HB 957/SB 460 – Mule Deer DMP
(HB 957 approved by House committee; in House Calendars Committee)
(SB 460 approved by Senate; approved by House Committee; in House Calendars Committee)
- Mule deer are not white-tailed deer, and management practices should not be implemented for mule deer simply because they are deer (this would be equivalent to applying sandhill crane regs and management practices to whooping cranes, simply because they are cranes). Mule deer are different from whitetails physiologically, morphologically, ecologically, and ethologically.
- Mule deer express fragile traits, as evidenced through declining numbers and distribution over much of their traditional range. Mule deer are not as adaptable, resilient, and hardy as whitetails.
- Mule deer reproduction in breeder pens has declined significantly. In 2008, fawn reproduction reported by mule deer breeders was 35% – which is relatively very low compared to whitetails in deer pens, which can range from 100-150% fawn survival and recruitment. In 2009, recruitment dropped to 27% and to 13% in 2010. These numbers give TWA concern.
- Research should be a required component before DMP is implemented, looking at such things as mortality effects on wild mule deer fawns that are prematurely orphaned when their mothers are captured in October and early November; mortality and casualty of captured wild mule deer associated with capture activities; mortality and stress related problems of adult mule deer while in pens; fawn production in pens; post release survival of mule deer fawns and adults; other relevant potential problems associated with placing wild mule deer in pens; and the interrelationship and impact of mule deer captivity and pens with other desert species, especially pronghorn and bighorn.
- We propose, before any permit goes into effect, that any interested landowners in coordination with university researchers – with interested landowners stepping forward to fund the research and participate under Scientific Permits (at no cost to TPWD) – research the most critical issues concerning the confinement, nutrition, capture, cover requirements, enclosure size, water needs, impacts on vegetation, length of time and preferred dates ranges for confinement and breeding, physical handling of deer and offspring, release procedures, and disease management.

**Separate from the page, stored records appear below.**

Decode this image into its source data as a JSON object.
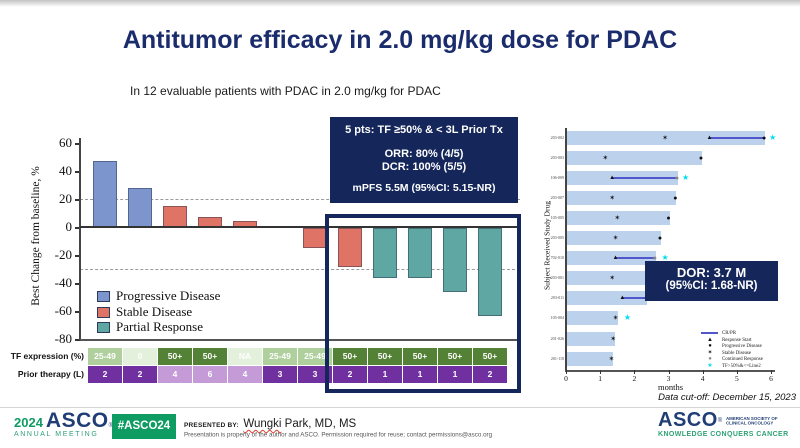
{
  "slide": {
    "title": "Antitumor efficacy in 2.0 mg/kg dose for PDAC",
    "subtitle": "In 12 evaluable patients with PDAC in 2.0 mg/kg for PDAC"
  },
  "info_box": {
    "line1": "5 pts: TF ≥50% & < 3L Prior Tx",
    "line2": "ORR: 80% (4/5)",
    "line3": "DCR: 100% (5/5)",
    "line4": "mPFS 5.5M (95%CI: 5.15-NR)"
  },
  "dor_box": {
    "line1": "DOR: 3.7 M",
    "line2": "(95%CI: 1.68-NR)"
  },
  "data_cutoff": "Data cut-off: December 15, 2023",
  "chart_data": [
    {
      "type": "bar",
      "name": "waterfall",
      "ylabel": "Best Change from baseline, %",
      "ylim": [
        -80,
        60
      ],
      "yticks": [
        60,
        40,
        20,
        0,
        -20,
        -40,
        -60,
        -80
      ],
      "reference_lines": [
        20,
        -30
      ],
      "grid": false,
      "values": [
        47,
        28,
        15,
        7,
        4,
        0,
        -14,
        -28,
        -36,
        -36,
        -46,
        -63
      ],
      "responses": [
        "PD",
        "PD",
        "SD",
        "SD",
        "SD",
        "SD",
        "SD",
        "SD",
        "PR",
        "PR",
        "PR",
        "PR"
      ],
      "legend": [
        {
          "key": "PD",
          "label": "Progressive Disease"
        },
        {
          "key": "SD",
          "label": "Stable Disease"
        },
        {
          "key": "PR",
          "label": "Partial Response"
        }
      ]
    },
    {
      "type": "swimmer",
      "name": "duration-on-study",
      "ylabel": "Subject Received Study Drug",
      "xlabel": "months",
      "xlim": [
        0,
        6
      ],
      "xticks": [
        0,
        1,
        2,
        3,
        4,
        5,
        6
      ],
      "subjects": [
        {
          "id": "203-002",
          "bar": 5.8,
          "sd": [
            2.9
          ],
          "line": [
            4.2,
            5.8
          ],
          "end": "pd",
          "cyan": 6.05
        },
        {
          "id": "203-003",
          "bar": 3.95,
          "sd": [
            1.15
          ],
          "end": "pd"
        },
        {
          "id": "106-009",
          "bar": 3.25,
          "line": [
            1.35,
            3.25
          ],
          "end": "cont",
          "cyan": 3.5
        },
        {
          "id": "203-007",
          "bar": 3.2,
          "sd": [
            1.35
          ],
          "end": "pd"
        },
        {
          "id": "105-005",
          "bar": 3.0,
          "sd": [
            1.5
          ],
          "end": "pd"
        },
        {
          "id": "203-005",
          "bar": 2.75,
          "sd": [
            1.45
          ],
          "end": "pd"
        },
        {
          "id": "702-010",
          "bar": 2.6,
          "line": [
            1.45,
            2.6
          ],
          "end": "cont",
          "cyan": 2.9
        },
        {
          "id": "203-001",
          "bar": 2.5,
          "sd": [
            1.35
          ],
          "end": "pd"
        },
        {
          "id": "203-011",
          "bar": 2.35,
          "line": [
            1.65,
            2.35
          ],
          "end": "pd",
          "cyan": 2.65
        },
        {
          "id": "105-004",
          "bar": 1.5,
          "sd": [
            1.45
          ],
          "cyan": 1.8
        },
        {
          "id": "201-026",
          "bar": 1.4,
          "sd": [
            1.38
          ]
        },
        {
          "id": "201-118",
          "bar": 1.35,
          "sd": [
            1.33
          ]
        }
      ],
      "legend": [
        {
          "symbol": "line",
          "label": "CR/PR"
        },
        {
          "symbol": "triangle",
          "label": "Response Start"
        },
        {
          "symbol": "circle",
          "label": "Progressive Disease"
        },
        {
          "symbol": "star",
          "label": "Stable Disease"
        },
        {
          "symbol": "circle-grey",
          "label": "Continued Response"
        },
        {
          "symbol": "star-cyan",
          "label": "TF>50%&<=Line2"
        }
      ]
    }
  ],
  "table": {
    "tf_row": {
      "label": "TF expression (%)",
      "cells": [
        {
          "text": "25-49",
          "shade": "mid"
        },
        {
          "text": "0",
          "shade": "pale"
        },
        {
          "text": "50+",
          "shade": "dark"
        },
        {
          "text": "50+",
          "shade": "dark"
        },
        {
          "text": "NA",
          "shade": "pale"
        },
        {
          "text": "25-49",
          "shade": "mid"
        },
        {
          "text": "25-49",
          "shade": "mid"
        },
        {
          "text": "50+",
          "shade": "dark"
        },
        {
          "text": "50+",
          "shade": "dark"
        },
        {
          "text": "50+",
          "shade": "dark"
        },
        {
          "text": "50+",
          "shade": "dark"
        },
        {
          "text": "50+",
          "shade": "dark"
        }
      ]
    },
    "therapy_row": {
      "label": "Prior therapy (L)",
      "cells": [
        {
          "text": "2",
          "shade": "dark"
        },
        {
          "text": "2",
          "shade": "dark"
        },
        {
          "text": "4",
          "shade": "light"
        },
        {
          "text": "6",
          "shade": "light"
        },
        {
          "text": "4",
          "shade": "light"
        },
        {
          "text": "3",
          "shade": "dark"
        },
        {
          "text": "3",
          "shade": "dark"
        },
        {
          "text": "2",
          "shade": "dark"
        },
        {
          "text": "1",
          "shade": "dark"
        },
        {
          "text": "1",
          "shade": "dark"
        },
        {
          "text": "1",
          "shade": "dark"
        },
        {
          "text": "2",
          "shade": "dark"
        }
      ]
    }
  },
  "footer": {
    "year": "2024",
    "asco_wordmark": "ASCO",
    "annual_meeting": "ANNUAL MEETING",
    "hashtag": "#ASCO24",
    "presented_by_label": "PRESENTED BY:",
    "presenter_underlined": "Wungki",
    "presenter_rest": " Park, MD, MS",
    "disclaimer": "Presentation is property of the author and ASCO. Permission required for reuse; contact permissions@asco.org",
    "asco_logo": "ASCO",
    "society_line1": "AMERICAN SOCIETY OF",
    "society_line2": "CLINICAL ONCOLOGY",
    "tagline": "KNOWLEDGE CONQUERS CANCER"
  },
  "colors": {
    "navy": "#14265a",
    "title_navy": "#1b2c6d",
    "bar_pd": "#7d95cd",
    "bar_sd": "#df7466",
    "bar_pr": "#5fa7a3",
    "table_green_dark": "#538135",
    "table_green_mid": "#afd09c",
    "table_green_pale": "#e3f0db",
    "purple_dark": "#7030a0",
    "purple_light": "#c49bd6",
    "swimmer_bar": "#bcd1eb",
    "crpr_line": "#5156cc",
    "cyan": "#00dff2",
    "grey_marker": "#8a8a8a",
    "green": "#0f9c63",
    "green2": "#2fa277",
    "asco_navy": "#203e75"
  }
}
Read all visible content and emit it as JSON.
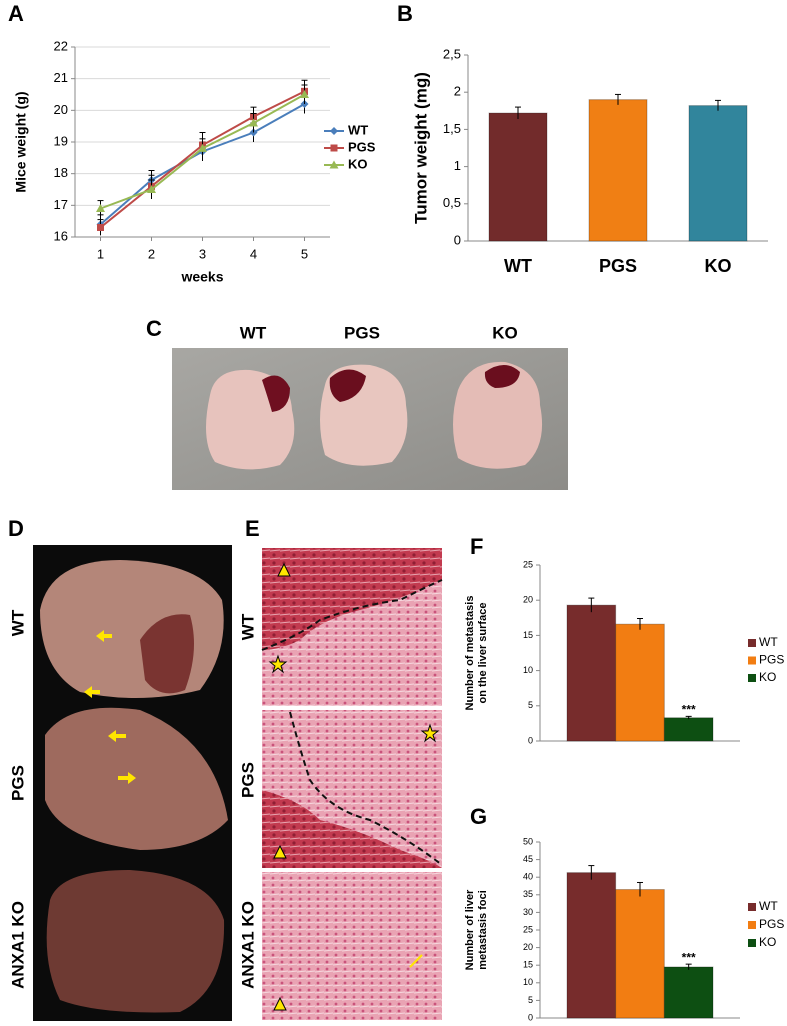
{
  "chart_data": [
    {
      "type": "line",
      "panel": "A",
      "ylabel": [
        "Mice weight (g)"
      ],
      "xlabel": "weeks",
      "x": [
        1,
        2,
        3,
        4,
        5
      ],
      "xlim": [
        0.5,
        5.5
      ],
      "xticks": [
        1,
        2,
        3,
        4,
        5
      ],
      "ylim": [
        16,
        22
      ],
      "yticks": [
        16,
        17,
        18,
        19,
        20,
        21,
        22
      ],
      "grid": true,
      "legend": "right",
      "series": [
        {
          "name": "WT",
          "color": "#4a7ebb",
          "marker": "diamond",
          "values": [
            16.4,
            17.8,
            18.7,
            19.3,
            20.2
          ],
          "errors": [
            0.3,
            0.3,
            0.3,
            0.3,
            0.3
          ]
        },
        {
          "name": "PGS",
          "color": "#be4b48",
          "marker": "square",
          "values": [
            16.3,
            17.6,
            18.9,
            19.8,
            20.6
          ],
          "errors": [
            0.25,
            0.35,
            0.4,
            0.3,
            0.35
          ]
        },
        {
          "name": "KO",
          "color": "#98b954",
          "marker": "triangle",
          "values": [
            16.9,
            17.5,
            18.8,
            19.6,
            20.5
          ],
          "errors": [
            0.25,
            0.3,
            0.3,
            0.3,
            0.3
          ]
        }
      ]
    },
    {
      "type": "bar",
      "panel": "B",
      "ylabel": [
        "Tumor weight  (mg)"
      ],
      "categories": [
        "WT",
        "PGS",
        "KO"
      ],
      "values": [
        1.72,
        1.9,
        1.82
      ],
      "errors": [
        0.08,
        0.07,
        0.07
      ],
      "colors": [
        "#722b2b",
        "#f07f14",
        "#31859c"
      ],
      "ylim": [
        0,
        2.5
      ],
      "yticks": [
        0,
        {
          "value": 0.5,
          "label": "0,5"
        },
        1,
        {
          "value": 1.5,
          "label": "1,5"
        },
        2,
        {
          "value": 2.5,
          "label": "2,5"
        }
      ],
      "grid": false
    },
    {
      "type": "bar",
      "panel": "F",
      "ylabel": [
        "Number of metastasis",
        "on the liver surface"
      ],
      "categories": [
        null
      ],
      "legend": "right",
      "series": [
        {
          "name": "WT",
          "color": "#772c2c",
          "values": [
            19.3
          ],
          "errors": [
            1.0
          ]
        },
        {
          "name": "PGS",
          "color": "#f27d12",
          "values": [
            16.6
          ],
          "errors": [
            0.8
          ]
        },
        {
          "name": "KO",
          "color": "#0d4f12",
          "values": [
            3.3
          ],
          "errors": [
            0.2
          ],
          "annotation": "***"
        }
      ],
      "ylim": [
        0,
        25
      ],
      "yticks": [
        0,
        5,
        10,
        15,
        20,
        25
      ],
      "grid": false
    },
    {
      "type": "bar",
      "panel": "G",
      "ylabel": [
        "Number of liver",
        "metastasis foci"
      ],
      "categories": [
        null
      ],
      "legend": "right",
      "series": [
        {
          "name": "WT",
          "color": "#772c2c",
          "values": [
            41.3
          ],
          "errors": [
            2.0
          ]
        },
        {
          "name": "PGS",
          "color": "#f27d12",
          "values": [
            36.5
          ],
          "errors": [
            2.0
          ]
        },
        {
          "name": "KO",
          "color": "#0d4f12",
          "values": [
            14.5
          ],
          "errors": [
            0.8
          ],
          "annotation": "***"
        }
      ],
      "ylim": [
        0,
        50
      ],
      "yticks": [
        0,
        5,
        10,
        15,
        20,
        25,
        30,
        35,
        40,
        45,
        50
      ],
      "grid": false
    }
  ],
  "photos": {
    "C": {
      "panel": "C",
      "labels": [
        "WT",
        "PGS",
        "KO"
      ]
    },
    "D": {
      "panel": "D",
      "labels": [
        "WT",
        "PGS",
        "ANXA1 KO"
      ]
    },
    "E": {
      "panel": "E",
      "labels": [
        "WT",
        "PGS",
        "ANXA1 KO"
      ]
    }
  }
}
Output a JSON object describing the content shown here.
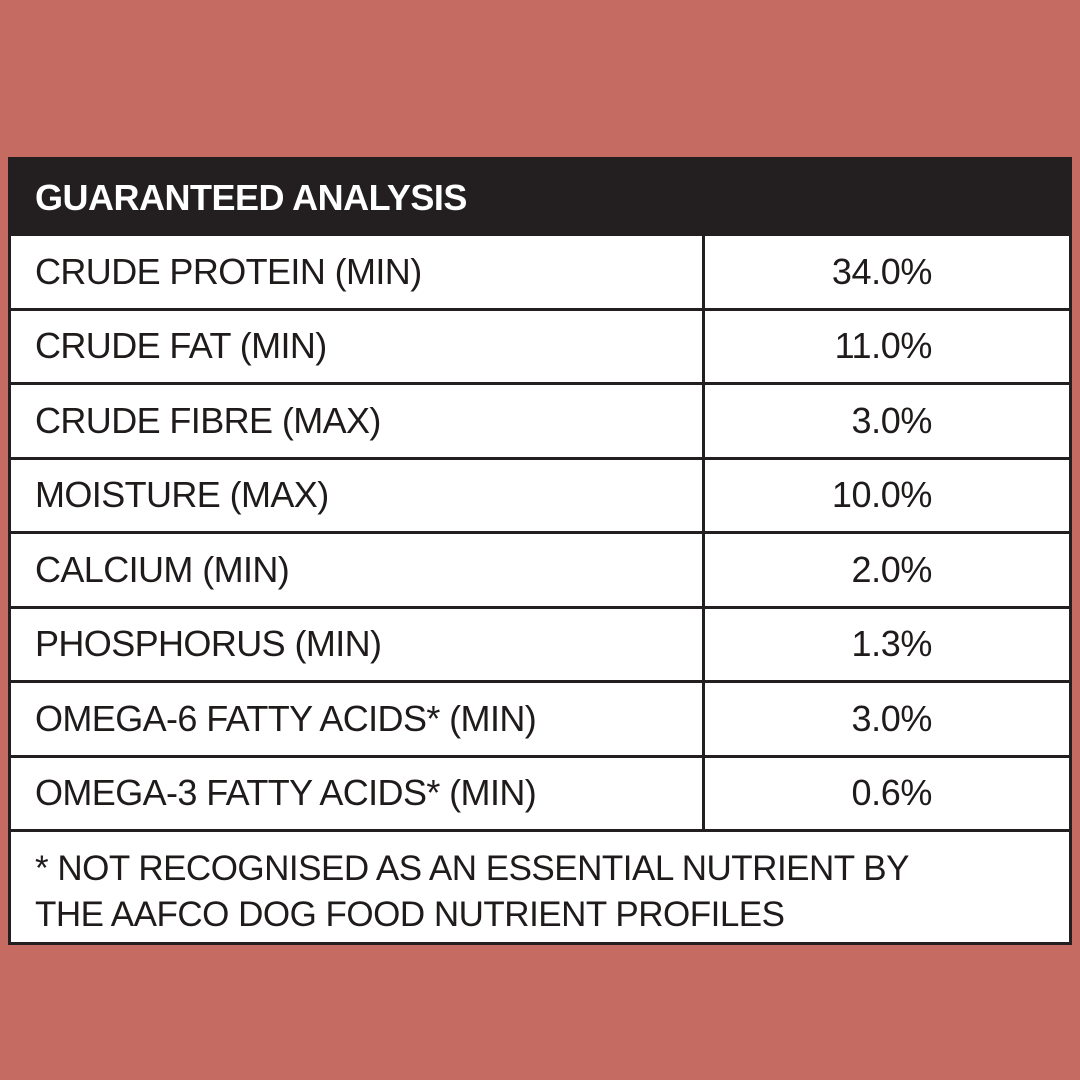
{
  "colors": {
    "background": "#c56b61",
    "header": "#231f20",
    "panel": "#ffffff",
    "text": "#1f1b1b"
  },
  "table": {
    "title": "GUARANTEED ANALYSIS",
    "rows": [
      {
        "label": "CRUDE PROTEIN (MIN)",
        "value": "34.0%"
      },
      {
        "label": "CRUDE FAT (MIN)",
        "value": "11.0%"
      },
      {
        "label": "CRUDE FIBRE (MAX)",
        "value": "3.0%"
      },
      {
        "label": "MOISTURE (MAX)",
        "value": "10.0%"
      },
      {
        "label": "CALCIUM (MIN)",
        "value": "2.0%"
      },
      {
        "label": "PHOSPHORUS (MIN)",
        "value": "1.3%"
      },
      {
        "label": "OMEGA-6 FATTY ACIDS* (MIN)",
        "value": "3.0%"
      },
      {
        "label": "OMEGA-3 FATTY ACIDS* (MIN)",
        "value": "0.6%"
      }
    ],
    "footnote": {
      "line1": "* NOT RECOGNISED AS AN ESSENTIAL NUTRIENT BY",
      "line2": "THE AAFCO DOG FOOD NUTRIENT PROFILES"
    }
  }
}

- Increased disease transmission possibility by exposing breeder buck to deer in one facility and then translocating breeder buck to another facility. Chronic Wasting Disease has been confirmed in mule deer 50 miles from Texas border. This potentially exacerbates disease risks and impacts hunting and the huge multi-billion dollar hunting economy of wild deer.
- Potential for neighboring landowner conflict due to mule deer huge home range sizes, often ranging 20,000 to 30,000 acres, and larger.
- DMP driven neighbor-to-neighbor issues may incentivize the construction of high fences, which creates habitat concerns for the highly-mobile mule deer and especially declining migratory pronghorn populations and rare migrating desert bighorns between mountain ranges.